Gloves? Meh... I often forget until it's too late and I am walking around for 3 days looking like I did something unforgiveable to a smurf. Eventually the color washes off with the help of a couple of hot showers/shampoos. Washing my hair always seems to do the trick. Why that works so well, I don't know. The abrasiveness of the hair maybe? Really, I should be wearing gloves and avoiding the situation altogether. Having to wash my hands umpteen times really dries them out, cracks them, and causes some mild skin pain and tightness, but washing is a must because soda ash is awful for your skin! Heck, it is caustic to aluminum and will eat a hole right through it!
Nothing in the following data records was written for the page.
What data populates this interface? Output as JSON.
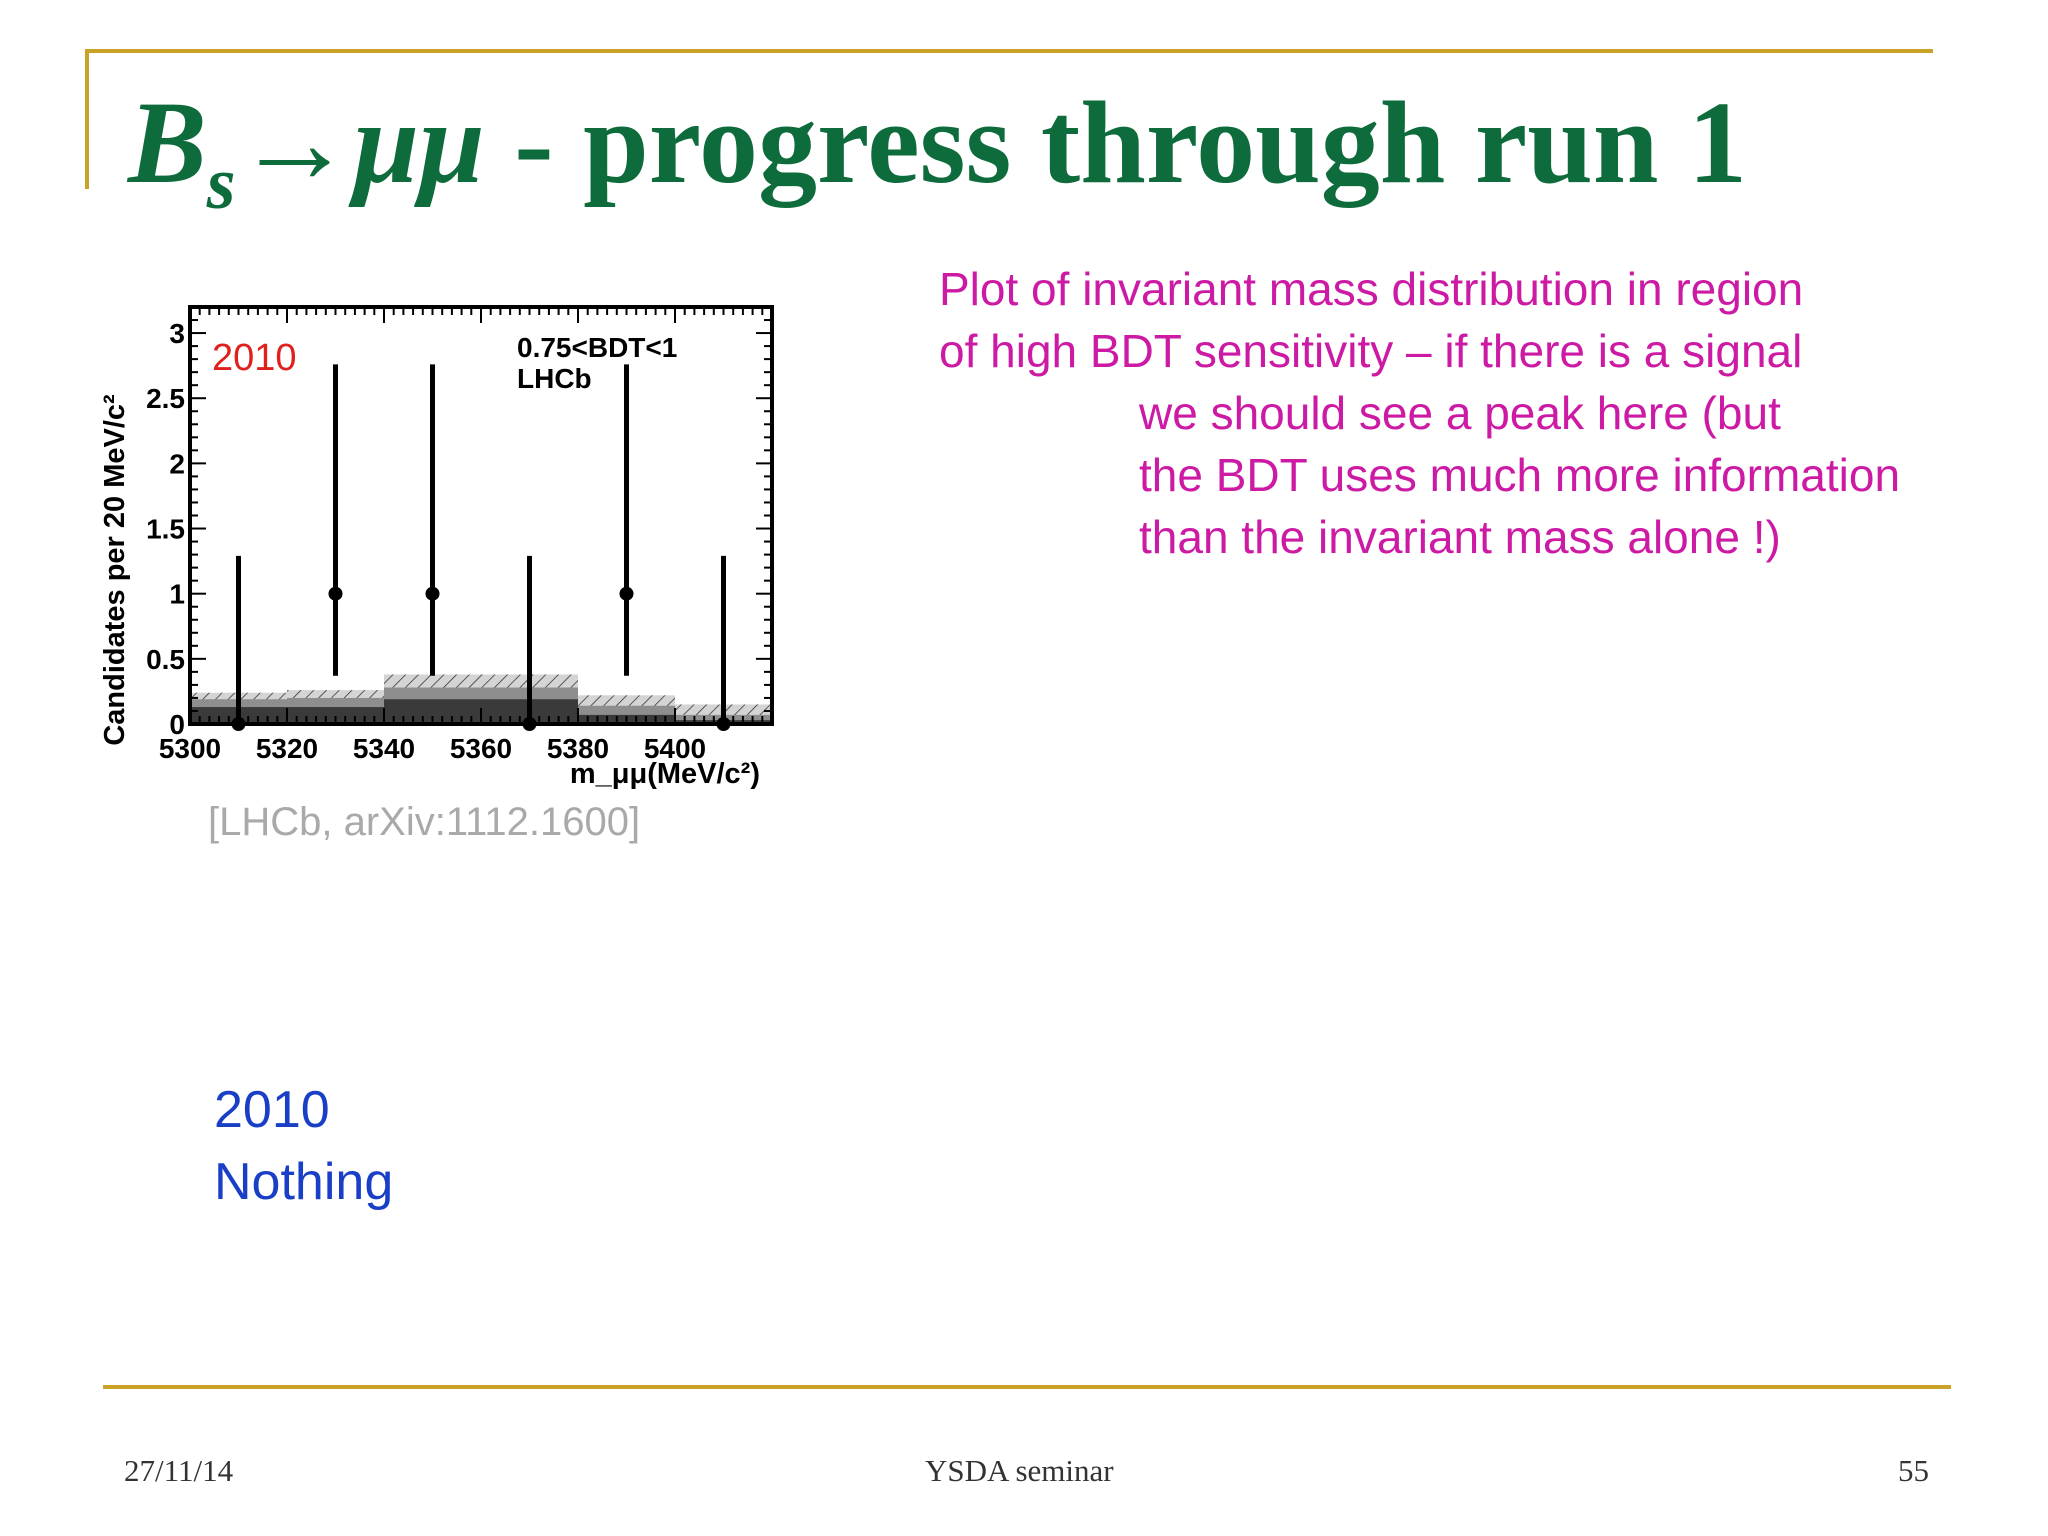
{
  "slide": {
    "title_B": "B",
    "title_sub": "s",
    "title_arrow": "→μμ",
    "title_rest": " - progress through run 1",
    "annotation_line1": "Plot of invariant mass distribution in region",
    "annotation_line2": "of high BDT sensitivity – if there is a signal",
    "annotation_line3": "we should see a peak here  (but",
    "annotation_line4": "the BDT uses much more information",
    "annotation_line5": "than the invariant mass alone !)",
    "reference": "[LHCb, arXiv:1112.1600]",
    "status_year": "2010",
    "status_text": "Nothing",
    "footer_date": "27/11/14",
    "footer_title": "YSDA seminar",
    "footer_page": "55"
  },
  "colors": {
    "title": "#0e6b3c",
    "frame": "#c9a227",
    "annotation": "#cc1aa4",
    "status": "#1a3fc7",
    "year_label": "#e0201c",
    "reference": "#a9a9a9"
  },
  "chart_data": {
    "type": "scatter",
    "xlabel": "m_μμ(MeV/c²)",
    "ylabel": "Candidates per 20 MeV/c²",
    "xlim": [
      5300,
      5420
    ],
    "ylim": [
      0,
      3.2
    ],
    "xticks": [
      "5300",
      "5320",
      "5340",
      "5360",
      "5380",
      "5400"
    ],
    "yticks": [
      "0",
      "0.5",
      "1",
      "1.5",
      "2",
      "2.5",
      "3"
    ],
    "annotations": [
      "2010",
      "0.75<BDT<1",
      "LHCb"
    ],
    "grid": false,
    "series": [
      {
        "x": [
          5310,
          5330,
          5350,
          5370,
          5390,
          5410
        ],
        "y": [
          0,
          1,
          1,
          0,
          1,
          0
        ],
        "yerr_low": [
          0,
          0.63,
          0.63,
          0,
          0.63,
          0
        ],
        "yerr_high": [
          1.29,
          1.76,
          1.76,
          1.29,
          1.76,
          1.29
        ]
      }
    ],
    "background": [
      {
        "xlow": 5300,
        "xhigh": 5320,
        "dark": 0.13,
        "mid": 0.19,
        "total": 0.24
      },
      {
        "xlow": 5320,
        "xhigh": 5340,
        "dark": 0.13,
        "mid": 0.2,
        "total": 0.26
      },
      {
        "xlow": 5340,
        "xhigh": 5360,
        "dark": 0.19,
        "mid": 0.28,
        "total": 0.38
      },
      {
        "xlow": 5360,
        "xhigh": 5380,
        "dark": 0.19,
        "mid": 0.28,
        "total": 0.38
      },
      {
        "xlow": 5380,
        "xhigh": 5400,
        "dark": 0.07,
        "mid": 0.14,
        "total": 0.22
      },
      {
        "xlow": 5400,
        "xhigh": 5420,
        "dark": 0.03,
        "mid": 0.07,
        "total": 0.15
      }
    ]
  }
}
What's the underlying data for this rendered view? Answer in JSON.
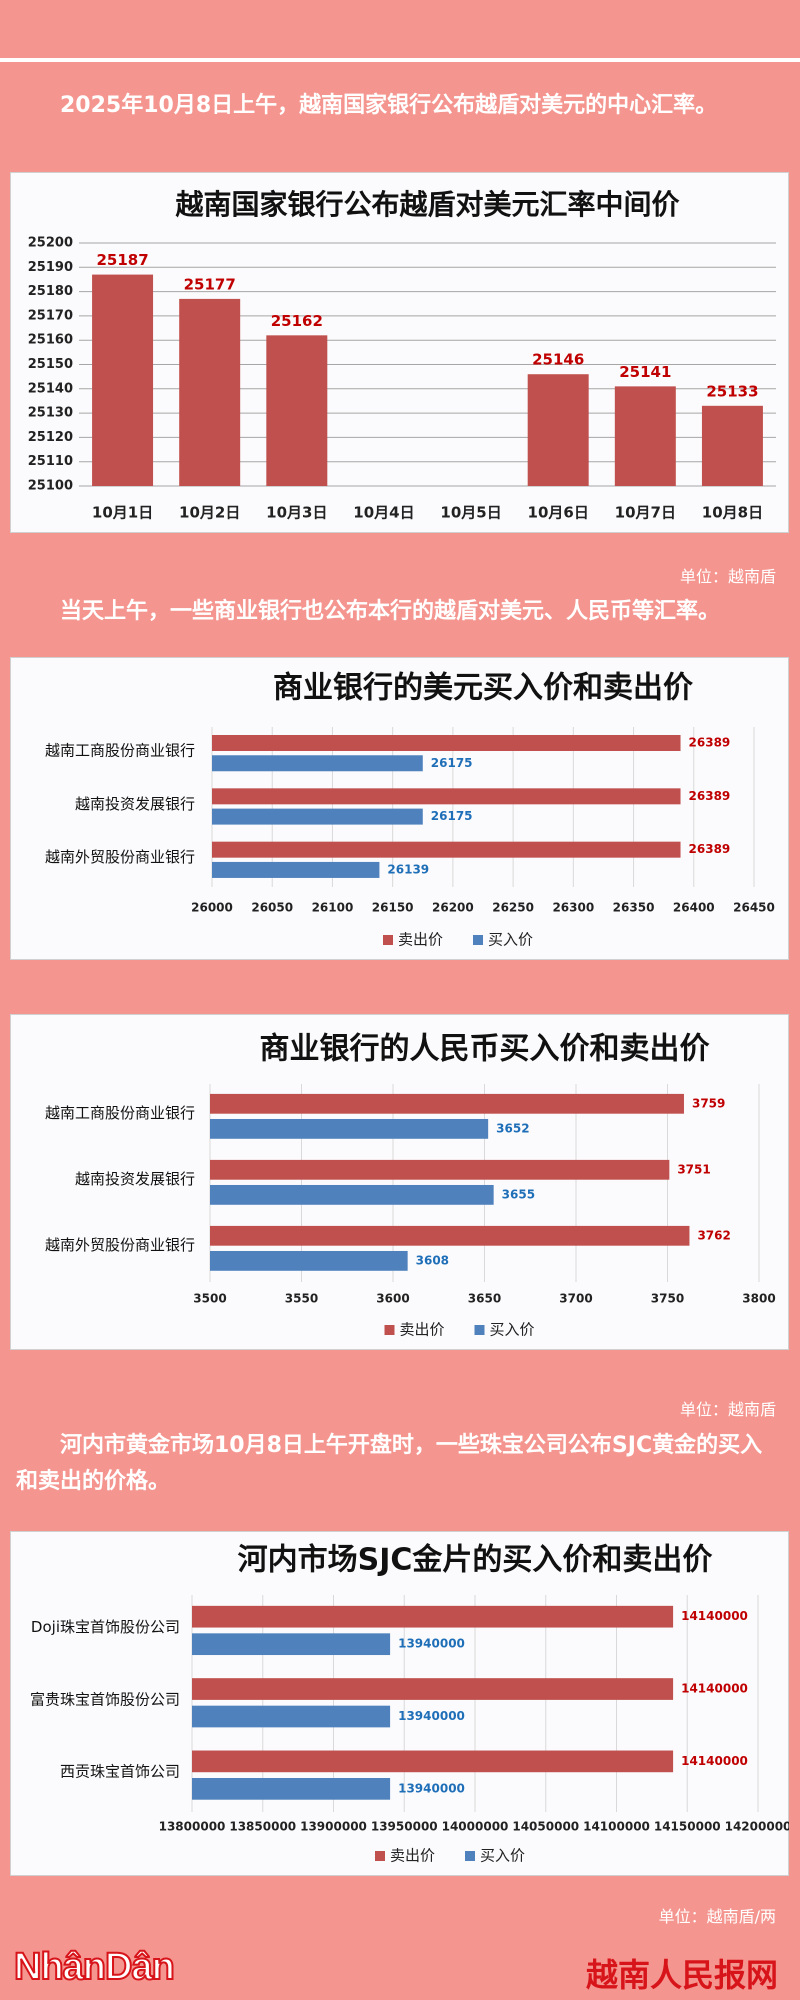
{
  "paragraphs": [
    "2025年10月8日上午，越南国家银行公布越盾对美元的中心汇率。",
    "当天上午，一些商业银行也公布本行的越盾对美元、人民币等汇率。",
    "河内市黄金市场10月8日上午开盘时，一些珠宝公司公布SJC黄金的买入和卖出的价格。"
  ],
  "units": [
    "单位：越南盾",
    "单位：越南盾",
    "单位：越南盾/两"
  ],
  "footer": {
    "left_logo": "NhânDân",
    "right_logo": "越南人民报网"
  },
  "chart_data": [
    {
      "type": "bar",
      "title": "越南国家银行公布越盾对美元汇率中间价",
      "categories": [
        "10月1日",
        "10月2日",
        "10月3日",
        "10月4日",
        "10月5日",
        "10月6日",
        "10月7日",
        "10月8日"
      ],
      "values": [
        25187,
        25177,
        25162,
        null,
        null,
        25146,
        25141,
        25133
      ],
      "color": "#c0504d",
      "label_color": "#c00000",
      "ylim": [
        25100,
        25200
      ],
      "yticks": [
        25100,
        25110,
        25120,
        25130,
        25140,
        25150,
        25160,
        25170,
        25180,
        25190,
        25200
      ],
      "grid": true
    },
    {
      "type": "hbar",
      "title": "商业银行的美元买入价和卖出价",
      "categories": [
        "越南工商股份商业银行",
        "越南投资发展银行",
        "越南外贸股份商业银行"
      ],
      "series": [
        {
          "name": "卖出价",
          "color": "#c0504d",
          "label_color": "#c00000",
          "values": [
            26389,
            26389,
            26389
          ]
        },
        {
          "name": "买入价",
          "color": "#4f81bd",
          "label_color": "#1f6fb8",
          "values": [
            26175,
            26175,
            26139
          ]
        }
      ],
      "xlim": [
        26000,
        26450
      ],
      "xticks": [
        26000,
        26050,
        26100,
        26150,
        26200,
        26250,
        26300,
        26350,
        26400,
        26450
      ],
      "grid": true,
      "legend": "bottom"
    },
    {
      "type": "hbar",
      "title": "商业银行的人民币买入价和卖出价",
      "categories": [
        "越南工商股份商业银行",
        "越南投资发展银行",
        "越南外贸股份商业银行"
      ],
      "series": [
        {
          "name": "卖出价",
          "color": "#c0504d",
          "label_color": "#c00000",
          "values": [
            3759,
            3751,
            3762
          ]
        },
        {
          "name": "买入价",
          "color": "#4f81bd",
          "label_color": "#1f6fb8",
          "values": [
            3652,
            3655,
            3608
          ]
        }
      ],
      "xlim": [
        3500,
        3800
      ],
      "xticks": [
        3500,
        3550,
        3600,
        3650,
        3700,
        3750,
        3800
      ],
      "grid": true,
      "legend": "bottom"
    },
    {
      "type": "hbar",
      "title": "河内市场SJC金片的买入价和卖出价",
      "categories": [
        "Doji珠宝首饰股份公司",
        "富贵珠宝首饰股份公司",
        "西贡珠宝首饰公司"
      ],
      "series": [
        {
          "name": "卖出价",
          "color": "#c0504d",
          "label_color": "#c00000",
          "values": [
            14140000,
            14140000,
            14140000
          ]
        },
        {
          "name": "买入价",
          "color": "#4f81bd",
          "label_color": "#1f6fb8",
          "values": [
            13940000,
            13940000,
            13940000
          ]
        }
      ],
      "xlim": [
        13800000,
        14200000
      ],
      "xticks": [
        13800000,
        13850000,
        13900000,
        13950000,
        14000000,
        14050000,
        14100000,
        14150000,
        14200000
      ],
      "grid": true,
      "legend": "bottom"
    }
  ]
}
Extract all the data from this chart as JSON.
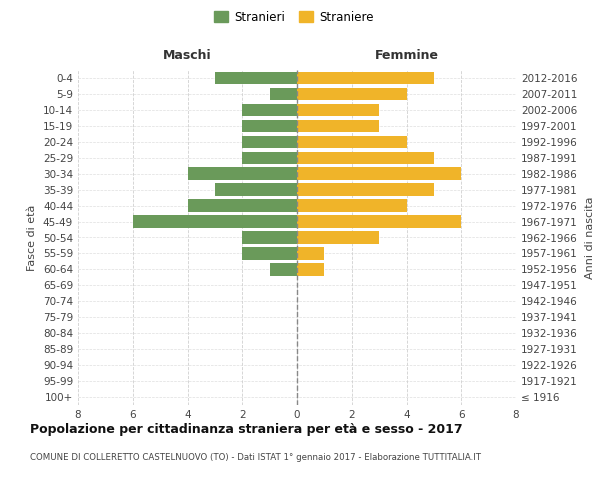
{
  "age_groups": [
    "100+",
    "95-99",
    "90-94",
    "85-89",
    "80-84",
    "75-79",
    "70-74",
    "65-69",
    "60-64",
    "55-59",
    "50-54",
    "45-49",
    "40-44",
    "35-39",
    "30-34",
    "25-29",
    "20-24",
    "15-19",
    "10-14",
    "5-9",
    "0-4"
  ],
  "birth_years": [
    "≤ 1916",
    "1917-1921",
    "1922-1926",
    "1927-1931",
    "1932-1936",
    "1937-1941",
    "1942-1946",
    "1947-1951",
    "1952-1956",
    "1957-1961",
    "1962-1966",
    "1967-1971",
    "1972-1976",
    "1977-1981",
    "1982-1986",
    "1987-1991",
    "1992-1996",
    "1997-2001",
    "2002-2006",
    "2007-2011",
    "2012-2016"
  ],
  "maschi": [
    0,
    0,
    0,
    0,
    0,
    0,
    0,
    0,
    1,
    2,
    2,
    6,
    4,
    3,
    4,
    2,
    2,
    2,
    2,
    1,
    3
  ],
  "femmine": [
    0,
    0,
    0,
    0,
    0,
    0,
    0,
    0,
    1,
    1,
    3,
    6,
    4,
    5,
    6,
    5,
    4,
    3,
    3,
    4,
    5
  ],
  "color_maschi": "#6a9a5a",
  "color_femmine": "#f0b429",
  "title": "Popolazione per cittadinanza straniera per età e sesso - 2017",
  "subtitle": "COMUNE DI COLLERETTO CASTELNUOVO (TO) - Dati ISTAT 1° gennaio 2017 - Elaborazione TUTTITALIA.IT",
  "ylabel_left": "Fasce di età",
  "ylabel_right": "Anni di nascita",
  "label_maschi": "Maschi",
  "label_femmine": "Femmine",
  "legend_maschi": "Stranieri",
  "legend_femmine": "Straniere",
  "xlim": 8,
  "background_color": "#ffffff",
  "grid_color": "#d0d0d0"
}
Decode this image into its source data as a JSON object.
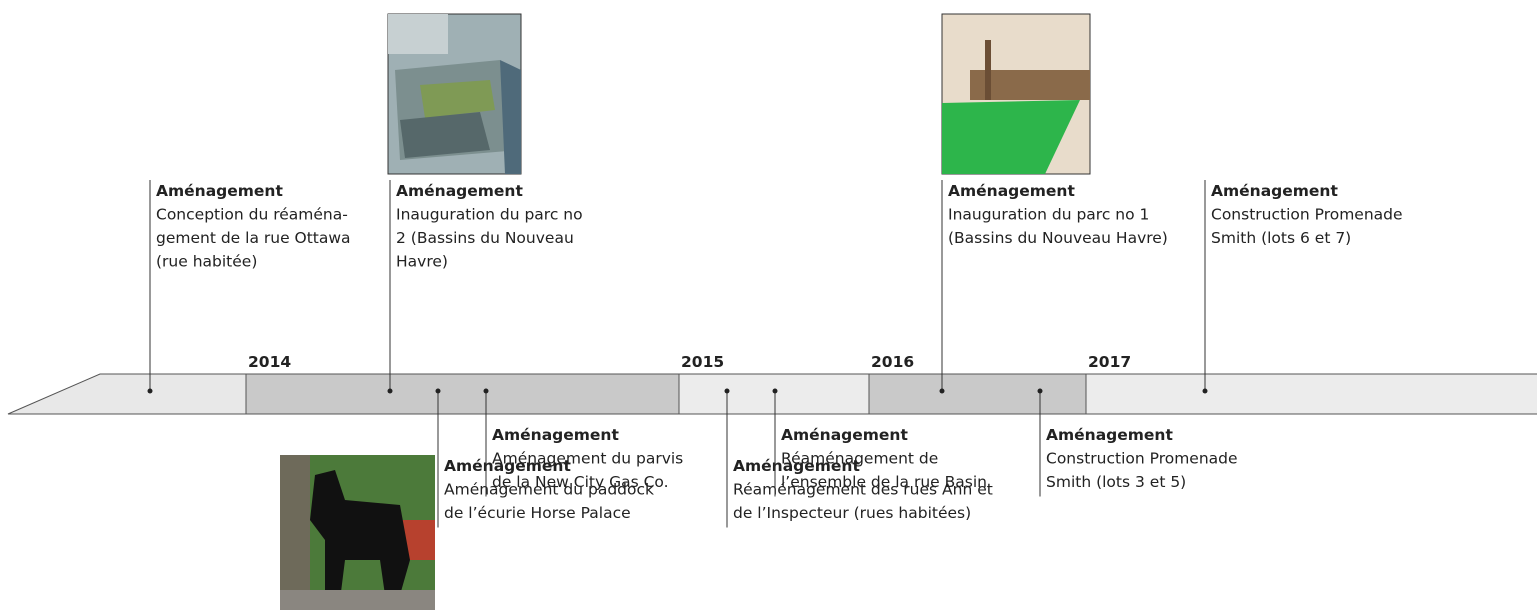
{
  "years": [
    "2014",
    "2015",
    "2016",
    "2017"
  ],
  "events": [
    {
      "category": "Aménagement",
      "lines": [
        "Conception du réaména-",
        "gement de la rue Ottawa",
        "(rue habitée)"
      ]
    },
    {
      "category": "Aménagement",
      "lines": [
        "Inauguration du parc no",
        "2 (Bassins du Nouveau",
        "Havre)"
      ]
    },
    {
      "category": "Aménagement",
      "lines": [
        "Aménagement du paddock",
        "de l’écurie Horse Palace"
      ]
    },
    {
      "category": "Aménagement",
      "lines": [
        "Aménagement du parvis",
        "de la New City Gas Co."
      ]
    },
    {
      "category": "Aménagement",
      "lines": [
        "Réaménagement des rues Ann et",
        "de l’Inspecteur (rues habitées)"
      ]
    },
    {
      "category": "Aménagement",
      "lines": [
        "Réaménagement de",
        "l’ensemble de la rue Basin"
      ]
    },
    {
      "category": "Aménagement",
      "lines": [
        "Inauguration du parc no 1",
        "(Bassins du Nouveau Havre)"
      ]
    },
    {
      "category": "Aménagement",
      "lines": [
        "Construction Promenade",
        "Smith (lots 3 et 5)"
      ]
    },
    {
      "category": "Aménagement",
      "lines": [
        "Construction Promenade",
        "Smith (lots 6 et 7)"
      ]
    }
  ]
}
You know what I never forget, though? Lung protection! You guys- the dye that is used for tie dyeing comes in an extremely fine powder, kind of flour consistency, and try as you might to not "poof" the powder into a giant mess, there are still teeny tiny dye particles floating all around you as you work. Don't believe me? Try blowing your nose after an unprotected dye session. Do you want rainbow boogers? Because that's how you get rainbow boogers! And if it's that colorful up in your nose, you have to assume that some of that powder has also made it into your lungs. As someone with chronic persistent moderate asthma, this is just a risk I cannot take! And please, if you are tie dyeing with young children, please protect their little lungs too! When you buy a tulip kit at the store, once you add water to it- those dye particles are no longer flying around. Make sure an adult handles that part of the process before handing the dye off to the kiddos. I've seen some people use Tulip kits to ice dye with their children and grandkids. If this is the method you are using, please mask up! As you sprinkle that dye powder onto the ice, trust me, those particles are escaping into the air around you. You'll want to use at least an N95 or fine-particulate respirator. It is also a good idea to wear some eye protection and I'll tell you why. So I use a magnetic mixer on occasion to mix my liquid dyes. A magnetic mixer comes with little magnetic "pills" that you place in the water/dye mixture to mix it up. Once the dye is mixed, you pull that little pill out of the mixture. Oftentimes when I go to wash that little pill off, there are tiny little chunks stuck to it. Metal?? Yeah, I don't want that floating into my eyeball! Honestly I don't want the little dye particles flying in there either. One little speck of dye can cause a whole lot of color! LOL!
Be sure to clean up thoroughly after each dye session also. Those little particles can land on surfaces and then when you go to disturb said surface, the particles are floating in the air again. Just be safe my friends. You only get one set of lungs and two eyeballs in this lifetime. Take care of them. And wear gloves! I have gotten better about this, but I still forget from time to time!